Fez — “Tron: Ares” follows Ares, a highly sophisticated program dispatched from the digital realm into the real world on a dangerous mission—framed as humanity’s first direct encounter with AI. 

Directed by Joachim Rønning and starring Jared Leto, Greta Lee, Evan Peters, Jodie Turner-Smith, Gillian Anderson, and Jeff Bridges, the film opened in Morocco-facing markets as part of its global theatrical rollout on October 10, 2025. 

Box office and reception

The movie topped the domestic box office on its debut weekend with $33.5 million but underperformed relative to expectations given reports of a large production budget. Trade coverage and box-office roundups pegged its critical consensus as mixed—hovering in the mid-50s on Rotten Tomatoes—while audiences responded more warmly. 

Beyond the numbers, the premise is the headline: for the first time in the series, a digital entity crosses into physical space. Disney’s synopsis emphasizes the real-world stakes and positions the film as a contemporary parable about AI, corporate rivalry, and the ethics of “making code permanent.” 

What’s new in the grid

Rønning’s film reorients Tron’s long-running ENCOM–Dillinger rivalry around efforts to manifest programs in our world. The studio’s materials and cast lists confirm Lee’s Eve Kim at ENCOM, Peters as Julian Dillinger at the rival firm, and Bridges returning as Kevin Flynn—links that anchor Ares to the franchise’s lore while introducing new power players. 

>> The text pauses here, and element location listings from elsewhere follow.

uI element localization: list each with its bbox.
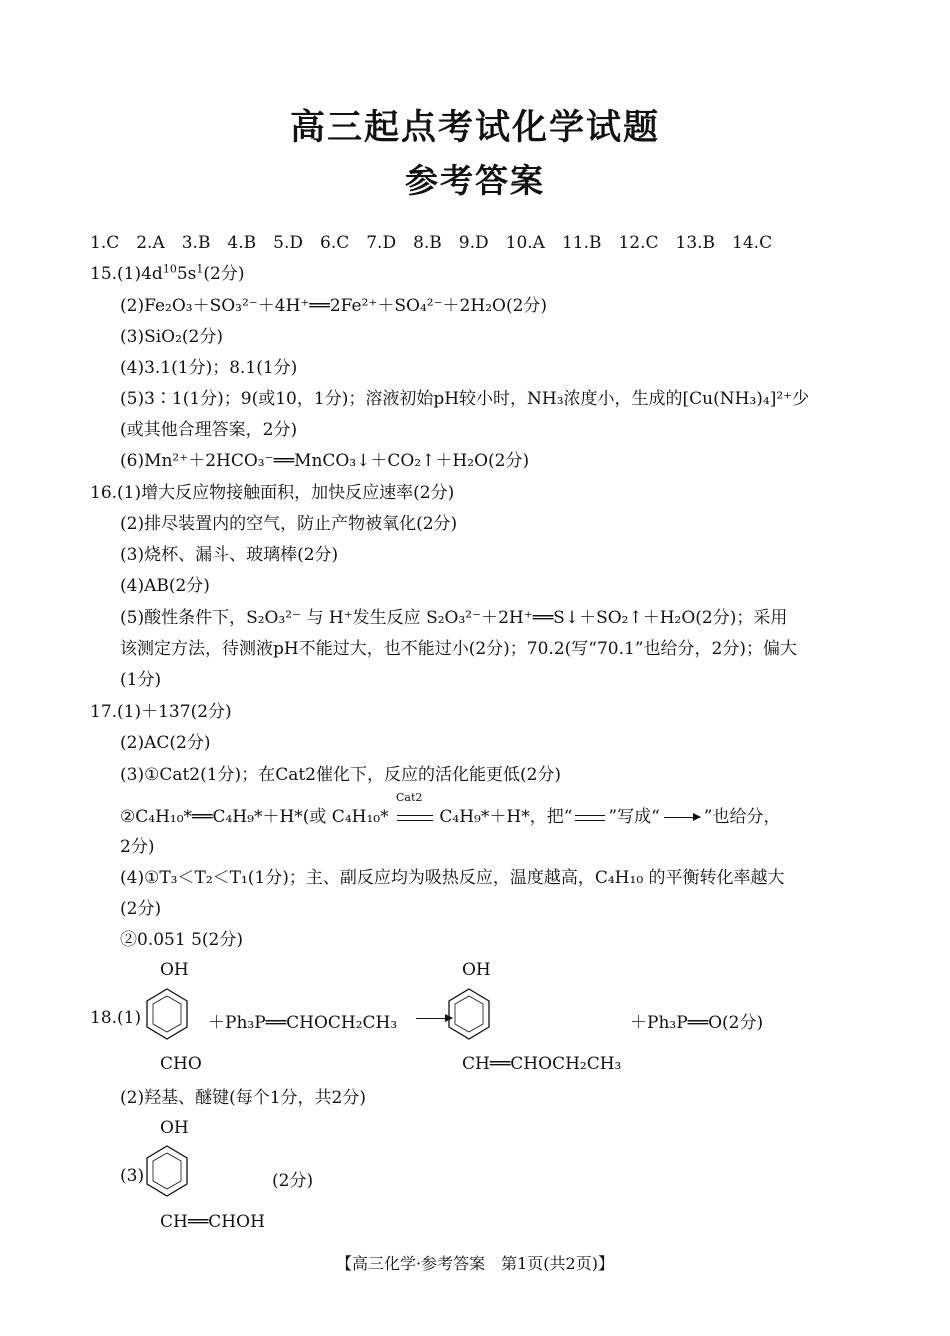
oh-label: OH: [160, 960, 189, 980]
q17-part4: (4)①T₃＜T₂＜T₁(1分)；主、副反应均为吸热反应，温度越高，C₄H₁₀ 的平衡转化率越大: [120, 868, 785, 888]
q17-part2: (2)AC(2分): [120, 733, 211, 753]
equal-sign: [397, 815, 433, 821]
page-title: 高三起点考试化学试题: [289, 108, 660, 148]
q16-part5-end: (1分): [120, 670, 162, 690]
q15-part4: (4)3.1(1分)；8.1(1分): [120, 358, 298, 378]
q15-part2: (2)Fe₂O₃＋SO₃²⁻＋4H⁺══2Fe²⁺＋SO₄²⁻＋2H₂O(2分): [120, 296, 548, 316]
q17-part4-sub2: ②0.051 5(2分): [120, 930, 243, 950]
wittig-reagent: ＋Ph₃P══CHOCH₂CH₃: [208, 1013, 398, 1033]
byproduct: ＋Ph₃P══O(2分): [630, 1013, 764, 1033]
oh-label: OH: [160, 1118, 189, 1138]
benzene-ring-icon: [145, 985, 190, 1045]
q15-part6: (6)Mn²⁺＋2HCO₃⁻══MnCO₃↓＋CO₂↑＋H₂O(2分): [120, 451, 530, 471]
q16-part2: (2)排尽装置内的空气，防止产物被氧化(2分): [120, 514, 458, 534]
q15-part5-cont: (或其他合理答案，2分): [120, 420, 298, 440]
q18-part3-label: (3): [120, 1166, 145, 1186]
catalyst-label: Cat2: [396, 790, 423, 804]
q15-part5: (5)3∶1(1分)；9(或10，1分)；溶液初始pH较小时，NH₃浓度小，生成的[Cu(NH₃)₄]²⁺少: [120, 389, 810, 409]
q17-part1: 17.(1)＋137(2分): [90, 702, 232, 722]
q16-part5-cont: 该测定方法，待测液pH不能过大，也不能过小(2分)；70.2(写“70.1”也给分，2分)；偏大: [120, 639, 797, 659]
q17-part3-sub2: ②C₄H₁₀*══C₄H₉*＋H*(或 C₄H₁₀* Cat2 C₄H₉*＋H*，把“ ”写成“ ”也给分，: [120, 806, 780, 829]
equal-sign: [575, 815, 605, 821]
q17-part4-cont: (2分): [120, 899, 162, 919]
q16-part5: (5)酸性条件下，S₂O₃²⁻ 与 H⁺发生反应 S₂O₃²⁻＋2H⁺══S↓＋SO₂↑＋H₂O(2分)；采用: [120, 608, 788, 628]
q15-part3: (3)SiO₂(2分): [120, 327, 223, 347]
mc-answers: 1.C 2.A 3.B 4.B 5.D 6.C 7.D 8.B 9.D 10.A 11.B 12.C 13.B 14.C: [90, 233, 773, 253]
q18-part3-score: (2分): [272, 1171, 314, 1191]
product-substituent: CH══CHOCH₂CH₃: [462, 1054, 622, 1074]
q18-part2: (2)羟基、醚键(每个1分，共2分): [120, 1088, 366, 1108]
q18-part3-substituent: CH══CHOH: [160, 1212, 265, 1232]
benzene-ring-icon: [145, 1142, 190, 1202]
q15-part1: $15.(1)4d^{10}5s^1(2$分): [90, 262, 245, 284]
q18-part1-label: 18.(1): [90, 1008, 142, 1028]
oh-label: OH: [462, 960, 491, 980]
q17-part3-end: 2分): [120, 837, 155, 857]
cho-label: CHO: [160, 1054, 202, 1074]
page-footer: 【高三化学·参考答案 第1页(共2页)】: [336, 1254, 614, 1273]
q16-part4: (4)AB(2分): [120, 576, 210, 596]
benzene-ring-icon: [447, 985, 492, 1045]
q16-part1: 16.(1)增大反应物接触面积，加快反应速率(2分): [90, 483, 455, 503]
arrow-icon: [664, 817, 700, 818]
q17-part3: (3)①Cat2(1分)；在Cat2催化下，反应的活化能更低(2分): [120, 765, 562, 785]
q16-part3: (3)烧杯、漏斗、玻璃棒(2分): [120, 545, 339, 565]
page-subtitle: 参考答案: [405, 161, 545, 200]
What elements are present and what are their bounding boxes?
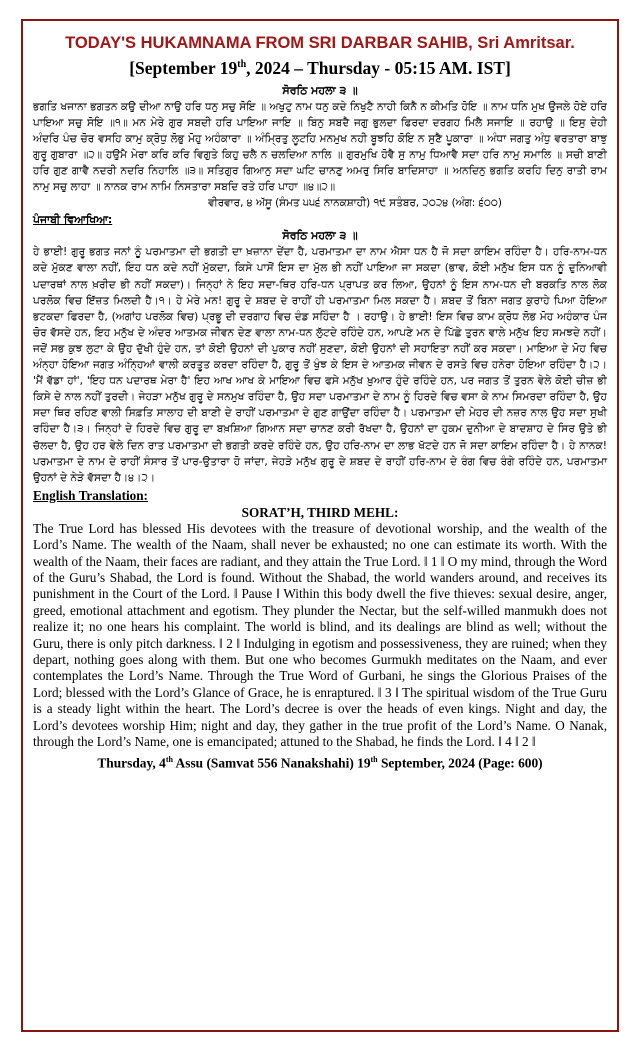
punjabi-date-line: ਵੀਰਵਾਰ, ੪ ਅੱਸੂ (ਸੰਮਤ ੫੫੬ ਨਾਨਕਸ਼ਾਹੀ) ੧੯ ਸਤੰਬਰ, ੨੦੨੪ (ਅੰਗ: ੬੦੦)	[208, 197, 502, 210]
english-section-heading: SORAT’H, THIRD MEHL:	[241, 504, 399, 520]
page-title: TODAY'S HUKAMNAMA FROM SRI DARBAR SAHIB, Sri Amritsar.	[65, 34, 575, 52]
english-section-label: English Translation:	[33, 487, 148, 503]
english-translation: The True Lord has blessed His devotees with the treasure of devotional worship, and the wealth of the Lord’s Name. The wealth of the Naam, shall never be exhausted; no one can estimate its worth. With the wealth of the Naam, their faces are radiant, and they attain the True Lord. ‖ 1 ‖ O my mind, through the Word of the Guru’s Shabad, the Lord is found. Without the Shabad, the world wanders around, and receives its punishment in the Court of the Lord. ‖ Pause ‖ Within this body dwell the five thieves: sexual desire, anger, greed, emotional attachment and egotism. They plunder the Nectar, but the self-willed manmukh does not realize it; no one hears his complaint. The world is blind, and its dealings are blind as well; without the Guru, there is only pitch darkness. ‖ 2 ‖ Indulging in egotism and possessiveness, they are ruined; when they depart, nothing goes along with them. But one who becomes Gurmukh meditates on the Naam, and ever contemplates the Lord’s Name. Through the True Word of Gurbani, he sings the Glorious Praises of the Lord; blessed with the Lord’s Glance of Grace, he is enraptured. ‖ 3 ‖ The spiritual wisdom of the True Guru is a steady light within the heart. The Lord’s decree is over the heads of even kings. Night and day, the Lord’s devotees worship Him; night and day, they gather in the true profit of the Lord’s Name. O Nanak, through the Lord’s Name, one is emancipated; attuned to the Shabad, he finds the Lord. ‖ 4 ‖ 2 ‖	[33, 520, 607, 750]
footer-date-line: Thursday, 4th Assu (Samvat 556 Nanakshahi) 19th September, 2024 (Page: 600)	[97, 755, 543, 771]
punjabi-section-heading: ਸੋਰਠਿ ਮਹਲਾ ੩ ॥	[282, 229, 358, 243]
punjabi-section-label: ਪੰਜਾਬੀ ਵਿਆਖਿਆ:	[33, 213, 113, 227]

Visually, “Tron: Ares” doubles down on the series’ signature laser-lit aesthetic across premium formats (IMAX, 4DX, ScreenX, Dolby Cinema). Early critical notes praise the sound and look—even when they fault the story’s depth—yielding a spectacle-first experience designed for big screens. 

Why it matters

Released amid an intense public conversation about AI, “Tron: Ares” resonates beyond its fandom: it imagines what happens when engineered intelligence occupies our streets, not just our screens. For Morocco’s growing tech scene—where AI and data-center investments have become policy priorities—the movie’s central question is timely: how do societies govern human-machine coexistence when the boundary between code and person blurs?

The road ahead

Industry chatter suggests that future installments hinge on turnout. Reporting and interviews note that a sequel remains possible if audience demand grows, with story teases seeded for expansion. For now, viewers can still find big-screen showings; a streaming window will follow the theatrical run.